Imprigionata dai luoghi comuni e soprattutto dal ruolo di Gian Burrasca. Ai tempi non esisteva il concetto di concept disk e “Viva la pappa col pomodoro” venne decontestualizzata e non rimase circoscritta all’ambito di riferimento. Diventò un successo, estrapolato da una semplice commedia musicale, che superava incondizionatamente qualsiasi altro suo brano, di valore o meno. Ed ecco la necessità di cambiamento, di prendere le distanze dal passato: come un Jim Carrey nell’interpretazione drammatica in “Se mi lasci ti cancello”. Un ruolo nuovo, che segni un nuovo inizio.

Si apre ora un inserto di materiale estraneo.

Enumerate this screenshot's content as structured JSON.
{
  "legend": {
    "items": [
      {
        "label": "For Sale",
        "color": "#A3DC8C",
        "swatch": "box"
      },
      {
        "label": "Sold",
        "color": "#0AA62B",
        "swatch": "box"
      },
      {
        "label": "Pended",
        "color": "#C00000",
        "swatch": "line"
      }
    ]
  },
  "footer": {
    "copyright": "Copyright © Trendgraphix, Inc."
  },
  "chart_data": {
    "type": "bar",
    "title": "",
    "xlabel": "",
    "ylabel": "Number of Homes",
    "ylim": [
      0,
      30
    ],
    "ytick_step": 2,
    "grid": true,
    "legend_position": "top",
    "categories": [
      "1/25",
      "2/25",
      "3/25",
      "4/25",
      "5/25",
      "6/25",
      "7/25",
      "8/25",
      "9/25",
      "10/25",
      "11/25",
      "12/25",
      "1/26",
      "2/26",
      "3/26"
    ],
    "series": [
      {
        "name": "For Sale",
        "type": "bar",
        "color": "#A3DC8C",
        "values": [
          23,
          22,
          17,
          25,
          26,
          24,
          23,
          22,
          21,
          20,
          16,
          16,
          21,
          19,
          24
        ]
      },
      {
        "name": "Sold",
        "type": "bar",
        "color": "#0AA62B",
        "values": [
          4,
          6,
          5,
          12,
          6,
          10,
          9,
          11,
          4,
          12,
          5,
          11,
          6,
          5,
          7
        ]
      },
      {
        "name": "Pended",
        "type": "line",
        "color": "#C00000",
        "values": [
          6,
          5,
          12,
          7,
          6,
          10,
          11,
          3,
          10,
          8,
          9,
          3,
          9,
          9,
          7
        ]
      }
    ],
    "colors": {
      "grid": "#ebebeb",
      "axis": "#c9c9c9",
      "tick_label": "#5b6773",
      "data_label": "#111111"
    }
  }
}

Come una nuova proposta dei talent: sì, proprio quelli che lei sente diversi da una volta, senza fatica, senza sudore, piazze, pubblico di paese e palette. Troppo spettacolo, oggi, troppo. Nel mentre, torna ospite nelle televisioni e il singolo di lancio, “I want you with me”, ha un buon successo nelle radio che, a suo dire, “non la filavano più da vent’anni”.

Ma ha ragione Umberto Eco: Rita Pavone è entrata nel costume, con trasgressione e tradizione. Modello per le generazioni di un tempo ma anche icona di tanti giovani che, come me, sono cresciuti con le Vhs di quell’indimenticabile sceneggiato che l’ha consacrata.